Angola poderá exportar gasolina

O PCA da concessionária nacional acredita que o acordo oferece vantagens para o país, uma vez que vai garantir o aumento da capacidade de produção da refinaria e diminuir substancialmente a importação de gasolina. Carlos Saturnino admitiu que, futuramente, a Sonangol poderá exportar pequenas quantidades de derivados do petróleo a alguns países africanos”. Recorde-se que o país importa acima de 60% dos derivados de petróleo que consome, representando um peso de USD 4 mil milhões aos cofres do Estado.

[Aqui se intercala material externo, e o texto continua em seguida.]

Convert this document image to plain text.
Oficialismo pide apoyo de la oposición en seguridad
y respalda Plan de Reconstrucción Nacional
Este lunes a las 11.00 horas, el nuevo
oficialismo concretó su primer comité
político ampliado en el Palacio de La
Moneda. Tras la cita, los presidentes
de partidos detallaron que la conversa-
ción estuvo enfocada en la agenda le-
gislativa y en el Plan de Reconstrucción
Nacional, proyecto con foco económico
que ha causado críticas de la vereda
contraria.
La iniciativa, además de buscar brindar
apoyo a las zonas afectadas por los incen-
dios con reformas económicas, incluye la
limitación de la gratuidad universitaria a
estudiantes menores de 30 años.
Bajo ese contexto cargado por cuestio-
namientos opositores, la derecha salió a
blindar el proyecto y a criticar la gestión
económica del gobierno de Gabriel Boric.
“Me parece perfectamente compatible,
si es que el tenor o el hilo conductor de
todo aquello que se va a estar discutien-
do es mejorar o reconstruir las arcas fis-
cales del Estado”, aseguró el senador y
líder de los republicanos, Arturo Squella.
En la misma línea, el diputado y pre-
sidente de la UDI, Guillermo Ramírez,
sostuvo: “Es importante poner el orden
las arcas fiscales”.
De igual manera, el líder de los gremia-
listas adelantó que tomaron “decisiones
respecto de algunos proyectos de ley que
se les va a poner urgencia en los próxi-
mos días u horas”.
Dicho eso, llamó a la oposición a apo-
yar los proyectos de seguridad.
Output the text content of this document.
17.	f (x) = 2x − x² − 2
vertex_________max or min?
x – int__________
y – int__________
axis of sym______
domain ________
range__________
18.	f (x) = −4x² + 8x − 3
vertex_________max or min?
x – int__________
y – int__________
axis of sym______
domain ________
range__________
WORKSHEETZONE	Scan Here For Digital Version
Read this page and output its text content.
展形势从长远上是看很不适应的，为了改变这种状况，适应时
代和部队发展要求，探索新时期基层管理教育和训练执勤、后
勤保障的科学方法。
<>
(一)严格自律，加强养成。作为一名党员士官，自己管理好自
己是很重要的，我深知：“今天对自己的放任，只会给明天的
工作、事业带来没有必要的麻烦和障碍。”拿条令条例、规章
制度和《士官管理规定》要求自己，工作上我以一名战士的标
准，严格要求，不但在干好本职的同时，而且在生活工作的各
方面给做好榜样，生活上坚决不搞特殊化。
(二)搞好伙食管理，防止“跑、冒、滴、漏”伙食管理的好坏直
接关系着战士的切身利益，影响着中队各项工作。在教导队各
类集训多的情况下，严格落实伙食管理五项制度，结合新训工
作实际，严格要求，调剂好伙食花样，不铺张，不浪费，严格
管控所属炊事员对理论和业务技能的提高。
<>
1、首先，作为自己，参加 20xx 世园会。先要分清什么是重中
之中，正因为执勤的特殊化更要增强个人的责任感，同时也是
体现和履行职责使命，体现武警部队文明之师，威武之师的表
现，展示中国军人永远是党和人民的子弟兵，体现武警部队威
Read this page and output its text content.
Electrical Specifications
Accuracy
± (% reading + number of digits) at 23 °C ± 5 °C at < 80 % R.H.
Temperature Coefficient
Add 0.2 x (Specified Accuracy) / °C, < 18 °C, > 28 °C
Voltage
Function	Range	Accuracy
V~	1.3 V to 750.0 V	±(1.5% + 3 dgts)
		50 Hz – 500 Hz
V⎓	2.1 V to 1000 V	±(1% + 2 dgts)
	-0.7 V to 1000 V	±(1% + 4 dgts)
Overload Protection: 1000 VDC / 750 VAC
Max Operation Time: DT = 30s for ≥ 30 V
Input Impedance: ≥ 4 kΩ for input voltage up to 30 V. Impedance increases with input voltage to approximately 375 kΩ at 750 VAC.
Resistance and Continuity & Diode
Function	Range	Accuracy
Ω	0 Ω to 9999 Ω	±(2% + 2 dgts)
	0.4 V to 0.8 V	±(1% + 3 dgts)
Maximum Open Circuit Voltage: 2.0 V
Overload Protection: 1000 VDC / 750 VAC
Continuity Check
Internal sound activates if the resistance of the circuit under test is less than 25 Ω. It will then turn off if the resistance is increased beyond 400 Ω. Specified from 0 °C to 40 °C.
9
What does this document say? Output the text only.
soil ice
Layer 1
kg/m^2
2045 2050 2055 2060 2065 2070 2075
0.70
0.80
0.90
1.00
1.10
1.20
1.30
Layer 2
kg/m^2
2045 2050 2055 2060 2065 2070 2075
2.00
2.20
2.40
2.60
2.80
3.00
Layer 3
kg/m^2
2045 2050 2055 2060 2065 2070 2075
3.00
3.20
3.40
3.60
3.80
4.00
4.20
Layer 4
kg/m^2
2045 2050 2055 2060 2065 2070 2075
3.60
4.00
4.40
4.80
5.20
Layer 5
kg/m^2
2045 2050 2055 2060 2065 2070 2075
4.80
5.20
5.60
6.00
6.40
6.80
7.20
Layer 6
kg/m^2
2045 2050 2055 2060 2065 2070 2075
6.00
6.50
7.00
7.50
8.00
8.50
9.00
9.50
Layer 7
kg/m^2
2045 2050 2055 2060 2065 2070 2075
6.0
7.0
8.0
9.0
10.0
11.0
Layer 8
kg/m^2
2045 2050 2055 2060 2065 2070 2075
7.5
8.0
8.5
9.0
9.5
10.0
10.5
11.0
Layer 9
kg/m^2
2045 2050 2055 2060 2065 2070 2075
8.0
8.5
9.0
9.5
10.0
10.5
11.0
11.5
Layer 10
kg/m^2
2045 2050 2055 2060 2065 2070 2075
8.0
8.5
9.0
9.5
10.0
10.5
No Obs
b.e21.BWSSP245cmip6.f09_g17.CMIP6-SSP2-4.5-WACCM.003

ENI vai aumentar produção em Angola

O representante da ENI em Angola considerou proveitosa a cooperação com a petrolífera angolana, tendo garantido a total disponibilidade da empresa que dirige para o sucesso do acordo. Recentemente, a petrolífera que opera há 34 anos em Angola, anunciou que até 2026 prevê ultrapassar os 170.000 barris de crude produzidos por dia no bloco 15/06, em águas profundas do ‘offshore’ angolano, na sequência da entrada em operação do novo campo Ochigufu.

60%  Importação. O país ainda impor ta grande par te do combustível que consome. Com o apoio da ENI espera-se reduzir o volume de derivados importados.